Proofs, Not Statistics — Formal Verification for AI Guardrails
Every AI security product on the market ships with the same sentence: "tested against 10,000 attacks." That is statistics over a sample. Today raucle-detect v0.9.0 ships the alternative — actual SMT-backed proofs that no tool-call, URL, or SQL query a bounded agent can emit will violate its policy.
The number "10,000" is doing an enormous amount of work in the average AI-security pitch deck. It is the entire substance of the safety claim: a vendor ran their guardrail against some test set, the guardrail blocked most of it, and from that the buyer is asked to infer that the next attack — the one nobody has thought of yet — will also be blocked. Software security spent the 1990s and 2000s outgrowing exactly this argument. Memory-safety bugs weren't eliminated by testing harder; they were eliminated by writing code in languages where the bug class is structurally impossible to express. We can borrow that move.

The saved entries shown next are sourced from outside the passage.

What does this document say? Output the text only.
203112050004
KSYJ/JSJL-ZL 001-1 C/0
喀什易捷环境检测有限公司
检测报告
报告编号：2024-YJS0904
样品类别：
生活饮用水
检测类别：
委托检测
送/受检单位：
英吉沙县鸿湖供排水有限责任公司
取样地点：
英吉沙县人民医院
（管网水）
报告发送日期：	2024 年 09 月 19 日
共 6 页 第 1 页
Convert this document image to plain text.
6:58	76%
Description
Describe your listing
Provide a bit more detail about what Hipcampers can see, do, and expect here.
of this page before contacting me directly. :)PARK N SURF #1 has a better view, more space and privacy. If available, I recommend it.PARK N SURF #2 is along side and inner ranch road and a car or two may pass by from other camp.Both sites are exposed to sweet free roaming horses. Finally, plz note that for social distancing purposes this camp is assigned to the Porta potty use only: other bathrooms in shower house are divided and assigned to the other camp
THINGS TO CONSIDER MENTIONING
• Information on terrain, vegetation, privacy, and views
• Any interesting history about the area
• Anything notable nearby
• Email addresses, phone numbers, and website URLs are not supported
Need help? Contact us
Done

The trick is to narrow the question. You cannot prove anything useful about the space of all English strings, because the grammar is unbounded and the semantics are open. But agentic AI doesn't ultimately act in English. It acts through machine-readable interfaces: a JSON tool call, an HTTP request, a SQL query. Those grammars are bounded. The set of strings an agent can emit through them is enumerable. Over those, we can prove things.
Three first-cut provers
v0.9.0 ships three. Each takes a grammar and a policy and returns one of three outcomes: PROVEN, REFUTED with a concrete counterexample, or UNDECIDED when the solver times out.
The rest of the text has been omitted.